Your puzzlement is understandable, considering your unfortunate acceptance of Hendrickson’s false premise that an excise must involve the exercise of a federal privilege and your insistence on there being an “excise taxable transaction”. But this is not and never has been the law, and I hope the following will help you understand why.
The constitutional basis for the gift tax was explained in Bromley v. McCaughn, 280 U.S. 124 (1929), where the Supreme Court stated:
You can read the entire case here:Whatever may be the precise line which sets off direct taxes from others, we need not now determine. While taxes levied upon or collected from persons because of their general ownership of property may be taken to be direct, Pollock v. Farmers Loan & Trust Company, 157 U.S. 429, 158 U.S. 601, this Court has consistently held, almost from the foundation of the government, that a tax imposed upon a particular use of property or the exercise of a single power over property incidental to ownership, is an excise which need not be apportioned, and it is enough for present purposes that this tax is of the latter class.
It is a tax laid only upon the exercise of a single one of those powers incident to ownership, the power to give the property owned to another.

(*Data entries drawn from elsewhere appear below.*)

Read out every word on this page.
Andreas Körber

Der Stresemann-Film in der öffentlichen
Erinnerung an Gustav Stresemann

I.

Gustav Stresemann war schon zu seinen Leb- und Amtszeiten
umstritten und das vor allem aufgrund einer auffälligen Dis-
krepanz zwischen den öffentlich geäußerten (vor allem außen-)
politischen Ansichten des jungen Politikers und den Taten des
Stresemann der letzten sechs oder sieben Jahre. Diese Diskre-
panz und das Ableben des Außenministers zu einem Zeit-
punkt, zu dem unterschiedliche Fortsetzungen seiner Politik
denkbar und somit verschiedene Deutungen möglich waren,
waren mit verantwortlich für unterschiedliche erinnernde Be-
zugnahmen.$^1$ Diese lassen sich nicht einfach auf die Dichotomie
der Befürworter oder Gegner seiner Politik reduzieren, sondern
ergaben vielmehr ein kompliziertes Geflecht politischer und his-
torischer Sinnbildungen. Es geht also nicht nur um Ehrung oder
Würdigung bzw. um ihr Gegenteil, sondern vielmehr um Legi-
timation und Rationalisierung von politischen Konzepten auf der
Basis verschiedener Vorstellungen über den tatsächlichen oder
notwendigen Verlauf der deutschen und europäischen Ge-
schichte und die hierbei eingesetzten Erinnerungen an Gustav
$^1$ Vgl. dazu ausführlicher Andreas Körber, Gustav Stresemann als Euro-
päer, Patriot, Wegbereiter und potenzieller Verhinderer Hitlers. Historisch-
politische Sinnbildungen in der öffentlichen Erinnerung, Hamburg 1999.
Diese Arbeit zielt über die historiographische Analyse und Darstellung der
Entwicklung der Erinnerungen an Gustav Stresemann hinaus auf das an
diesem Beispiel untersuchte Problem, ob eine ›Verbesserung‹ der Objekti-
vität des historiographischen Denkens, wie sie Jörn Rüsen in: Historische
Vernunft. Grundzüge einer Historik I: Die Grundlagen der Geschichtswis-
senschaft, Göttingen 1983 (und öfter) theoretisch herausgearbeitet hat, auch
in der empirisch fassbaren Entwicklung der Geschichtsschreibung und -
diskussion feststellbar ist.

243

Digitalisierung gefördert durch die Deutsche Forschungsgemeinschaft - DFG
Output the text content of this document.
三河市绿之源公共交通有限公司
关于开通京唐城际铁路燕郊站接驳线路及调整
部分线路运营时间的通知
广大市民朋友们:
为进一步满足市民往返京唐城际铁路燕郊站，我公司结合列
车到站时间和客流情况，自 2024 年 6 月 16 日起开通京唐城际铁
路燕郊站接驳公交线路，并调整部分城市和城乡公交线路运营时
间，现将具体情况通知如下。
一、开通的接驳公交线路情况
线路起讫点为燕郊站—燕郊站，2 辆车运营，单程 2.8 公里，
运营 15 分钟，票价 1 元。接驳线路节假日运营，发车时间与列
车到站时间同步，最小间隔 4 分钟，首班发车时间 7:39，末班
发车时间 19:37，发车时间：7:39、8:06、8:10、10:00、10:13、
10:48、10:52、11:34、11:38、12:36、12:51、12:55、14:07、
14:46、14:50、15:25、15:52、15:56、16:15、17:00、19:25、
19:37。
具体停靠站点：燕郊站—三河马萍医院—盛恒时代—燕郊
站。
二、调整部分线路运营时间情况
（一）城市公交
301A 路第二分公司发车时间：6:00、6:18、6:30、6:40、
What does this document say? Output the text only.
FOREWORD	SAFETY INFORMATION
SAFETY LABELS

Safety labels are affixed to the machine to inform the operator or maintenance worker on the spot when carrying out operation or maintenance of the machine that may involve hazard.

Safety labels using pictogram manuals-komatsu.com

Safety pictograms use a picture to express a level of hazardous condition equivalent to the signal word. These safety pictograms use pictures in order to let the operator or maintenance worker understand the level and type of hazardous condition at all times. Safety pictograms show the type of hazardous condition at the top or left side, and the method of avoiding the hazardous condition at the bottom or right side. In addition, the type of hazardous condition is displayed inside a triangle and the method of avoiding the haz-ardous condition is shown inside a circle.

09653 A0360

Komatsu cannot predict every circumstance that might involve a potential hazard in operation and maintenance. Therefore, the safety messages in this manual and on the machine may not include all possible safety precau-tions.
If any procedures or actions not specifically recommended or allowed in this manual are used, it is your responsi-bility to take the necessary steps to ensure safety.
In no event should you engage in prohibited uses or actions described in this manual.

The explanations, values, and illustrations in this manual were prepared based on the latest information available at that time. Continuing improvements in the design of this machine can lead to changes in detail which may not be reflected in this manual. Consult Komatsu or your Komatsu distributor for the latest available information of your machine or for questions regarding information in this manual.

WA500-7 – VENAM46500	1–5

Under this statute all the other rights and powers which collectively constitute property or ownership may be fully enjoyed free of the tax. So far as the constitutional power to tax is concerned, it would be difficult to state any intelligible distinction, founded either in reason or upon practical considerations of weight, between a tax upon the exercise of the power to give property inter vivos and the disposition of it by legacy, upheld in Knowlton v. Moore, supra, the succession tax in Scholey v. Rew, supra, the tax upon the manufacture and sale of colored oleomargarine in McCray v. United States, supra, the tax upon sales of grain upon an exchange in Nicol v. Ames, supra, the tax upon sales of shares of stock in Thomas v. United States, supra, the tax upon the use of foreign built yachts in Billings v. United States, supra, the tax upon the use of carriages in Hylton v. United States, supra; compare Veazie Bank v. Fenno, supra, 545, Thomas v. United States, supra, 370. (emphasis added)

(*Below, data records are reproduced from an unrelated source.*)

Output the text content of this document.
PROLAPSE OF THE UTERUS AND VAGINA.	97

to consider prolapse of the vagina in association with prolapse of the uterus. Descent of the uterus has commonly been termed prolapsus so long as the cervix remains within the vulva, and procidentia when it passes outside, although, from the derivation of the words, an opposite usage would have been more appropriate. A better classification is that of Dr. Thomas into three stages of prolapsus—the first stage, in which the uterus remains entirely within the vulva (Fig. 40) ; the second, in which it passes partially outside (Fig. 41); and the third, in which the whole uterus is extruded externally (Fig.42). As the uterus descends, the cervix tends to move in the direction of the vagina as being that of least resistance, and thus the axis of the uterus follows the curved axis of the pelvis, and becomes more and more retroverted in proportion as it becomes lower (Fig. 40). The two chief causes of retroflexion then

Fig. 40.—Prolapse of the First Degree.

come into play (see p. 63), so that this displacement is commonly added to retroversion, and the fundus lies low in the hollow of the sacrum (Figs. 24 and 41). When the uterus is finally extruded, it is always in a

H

http://caselaw.lp.findlaw.com/scripts/g ... 0&page=124
Please note that the Court never talks about “privilege” in characterizing the gift tax as an excise (in fact, the word doesn’t even appear in the majority opinion), and there's no search for an "equivalent anchor to 'trade or business'". Why? Because that’s not the “definitional linchpin” (to use your phrase) of an excise. While an excise may involve the exercise of a federal privilege, it doesn’t have to; it can reach the exercise of a single power over property incident to ownership (such as Mr. Bromley’s gifts) that doesn’t involve a privilege at all. In the context of the income tax, it can even reach the taxation of income resulting from the conduct of an activity that's illegal, which is the exact opposite of a privilege. See James v. U.S., 366 U.S. 213 (1961) and the cases cited therein.
I formally challenge you and the rest of the LH members to explain the discrepancy between what Hendrickson says an excise is and what the Supreme Court says it is -- that is, if Hendrickson will let you. I doubt that he will, so if his muzzle feels too tight for you on LH you’re more than welcome to discuss it here. Unlike Hendrickson, the folks here aren’t so insecure as to censor people who post a theory they disagree with.